There is nothing YOU can do to change his condition. If he recognizes this state as being a problem, he should be persuaded ( that's where you can help ) to see a good local shrink for a proper in-depth assessment and diagnosis, and then a discussion of treatment options based on that.

The information provided does not constitute a diagnosis of your condition. You should consult a medical practitioner or other appropriate health care professional for a physical exmanication, diagnosis and formal advice. Health24 and the expert accept no responsibility or liability for any damage or personal harm you may suffer resulting from making use of this content.

2
Our users say:
Posted by: Cloud | 2008/06/19

Hi

I can understand completely what you are going through, When my boyfriend lost his mother a few years back, he became 'emotionally dead' He then experimented with drugs and it worsened.
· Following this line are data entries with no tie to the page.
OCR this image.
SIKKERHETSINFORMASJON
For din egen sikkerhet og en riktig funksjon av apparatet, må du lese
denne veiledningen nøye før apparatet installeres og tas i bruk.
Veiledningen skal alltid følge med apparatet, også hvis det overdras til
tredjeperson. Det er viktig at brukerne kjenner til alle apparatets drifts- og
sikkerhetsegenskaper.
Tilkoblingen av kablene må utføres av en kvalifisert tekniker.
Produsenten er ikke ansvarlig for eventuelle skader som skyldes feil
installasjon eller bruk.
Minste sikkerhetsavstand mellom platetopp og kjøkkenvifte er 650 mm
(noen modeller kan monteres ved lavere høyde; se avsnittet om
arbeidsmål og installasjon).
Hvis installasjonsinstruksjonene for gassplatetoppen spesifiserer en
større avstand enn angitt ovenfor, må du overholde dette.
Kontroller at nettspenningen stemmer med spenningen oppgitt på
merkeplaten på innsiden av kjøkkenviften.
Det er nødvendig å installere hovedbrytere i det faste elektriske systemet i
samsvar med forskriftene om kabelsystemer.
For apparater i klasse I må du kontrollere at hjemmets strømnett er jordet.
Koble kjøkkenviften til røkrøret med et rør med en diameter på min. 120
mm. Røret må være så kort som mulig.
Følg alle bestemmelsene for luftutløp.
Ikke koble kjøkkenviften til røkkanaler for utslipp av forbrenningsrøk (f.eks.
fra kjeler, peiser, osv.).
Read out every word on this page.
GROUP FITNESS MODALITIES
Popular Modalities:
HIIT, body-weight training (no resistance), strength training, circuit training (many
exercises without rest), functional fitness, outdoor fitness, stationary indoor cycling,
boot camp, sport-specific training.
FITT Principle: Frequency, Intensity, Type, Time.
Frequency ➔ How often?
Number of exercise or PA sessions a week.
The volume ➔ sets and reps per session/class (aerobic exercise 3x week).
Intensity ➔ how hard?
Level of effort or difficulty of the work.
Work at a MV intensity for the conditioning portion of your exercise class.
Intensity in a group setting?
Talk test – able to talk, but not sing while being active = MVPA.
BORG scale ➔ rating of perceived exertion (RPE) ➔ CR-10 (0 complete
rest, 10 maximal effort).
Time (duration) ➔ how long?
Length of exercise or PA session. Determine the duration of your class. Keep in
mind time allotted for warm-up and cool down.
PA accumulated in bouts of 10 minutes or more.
At the time i couldnt understand as i had never experienced a loss before, yet over the years he has improved and even gone for some counselling. However, i must say to you that probing and worrying excessively isnt going to get him to open up to you, if anything i think it might cause you to become depressed as i did. I am no expert on the effects of drugs, yet have read many articles that suggest they can affect the chemical in the brain, all i can say to you in the meantime, is try let him be unless he is abusive of course,i find that men can be strange when dealing with problems sometimes. Understanding the difference of the sexes also may help. I know we want our men to 'share' and open up about the things they go through as we share with them. Try to remember though, they have been socialised and conditioned to respond differently. Be patient and have faith..

Reply to Cloud
Posted by: butterfly | 2008/06/19

What do you mean by emotionally dead? You say he has a good life etc. Did he tell you he felt dead inside or what? Give me more detail.